Per il sindaco di Termini Imerese, Maria Terranova, il nuovo Terminal container costituisce un punto di svolta per la città.
La sua amministrazione ha infatti sostenuto con forza il progetto comprendendone l’importanza per lo sviluppo del territorio. Coadiuvata dal Consiglio e, in particolare, dall’assessore Pippo Preti, ha deciso di puntare su una infrastruttura fondamentale per la sua funzionalità e la sua bellezza. Al riguardo, un aspetto da non trascurare, è, poi, anche il possibile rilancio della zona industriale che ha subito una dura crisi dopo l’abbandono da parte della Fiat, una crisi che ha provocato la perdita di ben duemila abitanti e conseguenze devastanti per il tessuto economico cittadino.
“A Termini Imerese – ha spiegato Pasqualino Monti – si sta scrivendo una nuova pagina di strategia infrastrutturale: con 180 milioni di euro già messi a terra, il porto cambia pelle e ambizioni e il trasferimento del terminal container da Palermo non è solo una scelta logistica, ma un gesto che valorizza il concetto di “sistema portuale”, e che conferma Termini quale protagonista di un processo di rigenerazione portuale che guarda lontano e che rappresenta una visione moderna di porto: integrato, efficiente, accessibile.
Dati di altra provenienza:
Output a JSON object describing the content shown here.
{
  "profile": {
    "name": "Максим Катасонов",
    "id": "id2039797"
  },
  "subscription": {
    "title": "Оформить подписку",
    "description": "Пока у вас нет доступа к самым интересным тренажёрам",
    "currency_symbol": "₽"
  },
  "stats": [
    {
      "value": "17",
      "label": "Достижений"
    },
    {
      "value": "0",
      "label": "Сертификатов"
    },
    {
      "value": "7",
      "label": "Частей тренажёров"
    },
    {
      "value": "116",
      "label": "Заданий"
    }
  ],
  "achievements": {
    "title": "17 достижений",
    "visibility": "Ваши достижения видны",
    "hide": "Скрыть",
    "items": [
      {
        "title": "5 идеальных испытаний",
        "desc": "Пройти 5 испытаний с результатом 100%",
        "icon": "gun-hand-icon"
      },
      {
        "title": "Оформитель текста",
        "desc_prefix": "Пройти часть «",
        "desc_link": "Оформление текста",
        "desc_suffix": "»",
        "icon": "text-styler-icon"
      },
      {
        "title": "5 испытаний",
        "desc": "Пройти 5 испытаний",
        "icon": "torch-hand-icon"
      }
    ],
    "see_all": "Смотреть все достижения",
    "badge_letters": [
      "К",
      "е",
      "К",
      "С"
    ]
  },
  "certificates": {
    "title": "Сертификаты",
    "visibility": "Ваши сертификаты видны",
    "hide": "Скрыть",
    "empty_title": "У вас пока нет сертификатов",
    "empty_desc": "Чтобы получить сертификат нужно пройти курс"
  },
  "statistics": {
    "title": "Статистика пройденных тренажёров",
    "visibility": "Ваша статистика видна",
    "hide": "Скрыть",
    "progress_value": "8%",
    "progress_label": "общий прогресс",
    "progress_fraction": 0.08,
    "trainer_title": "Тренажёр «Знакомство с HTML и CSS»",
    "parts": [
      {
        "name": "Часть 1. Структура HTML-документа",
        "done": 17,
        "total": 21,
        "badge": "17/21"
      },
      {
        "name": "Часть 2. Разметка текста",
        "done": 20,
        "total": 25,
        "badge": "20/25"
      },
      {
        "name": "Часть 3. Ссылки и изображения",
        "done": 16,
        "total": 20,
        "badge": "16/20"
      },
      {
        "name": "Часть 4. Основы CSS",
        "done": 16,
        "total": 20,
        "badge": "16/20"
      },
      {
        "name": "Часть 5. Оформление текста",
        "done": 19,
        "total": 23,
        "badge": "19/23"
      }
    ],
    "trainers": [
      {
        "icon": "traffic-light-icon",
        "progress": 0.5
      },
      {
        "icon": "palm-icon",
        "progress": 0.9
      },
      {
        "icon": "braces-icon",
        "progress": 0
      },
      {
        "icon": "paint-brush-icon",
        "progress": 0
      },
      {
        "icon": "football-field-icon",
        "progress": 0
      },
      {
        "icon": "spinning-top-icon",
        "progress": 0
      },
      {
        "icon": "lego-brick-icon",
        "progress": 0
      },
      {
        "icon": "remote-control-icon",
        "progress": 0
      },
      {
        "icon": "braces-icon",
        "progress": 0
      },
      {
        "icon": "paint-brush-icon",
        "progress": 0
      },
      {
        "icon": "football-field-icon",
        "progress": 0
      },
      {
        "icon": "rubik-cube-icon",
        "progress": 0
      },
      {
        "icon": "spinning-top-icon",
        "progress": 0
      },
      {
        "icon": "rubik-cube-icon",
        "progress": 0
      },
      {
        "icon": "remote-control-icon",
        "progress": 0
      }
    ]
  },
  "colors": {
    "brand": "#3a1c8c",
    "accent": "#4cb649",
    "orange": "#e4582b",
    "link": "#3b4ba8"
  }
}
In accordo con il Piano Nazionale di Ripresa e Resilienza, si delinea, dunque, una nuova centralità logistica e turistica, che rafforza il ruolo della Sicilia nei corridoi europei. Un porto che torna a dialogare con la città e il suo territorio, al servizio di una crescita sostenibile e condivisa. Termini Imerese non è più l’ombra di un passato industriale, ma l’embrione di una nuova geografia produttiva e urbana”.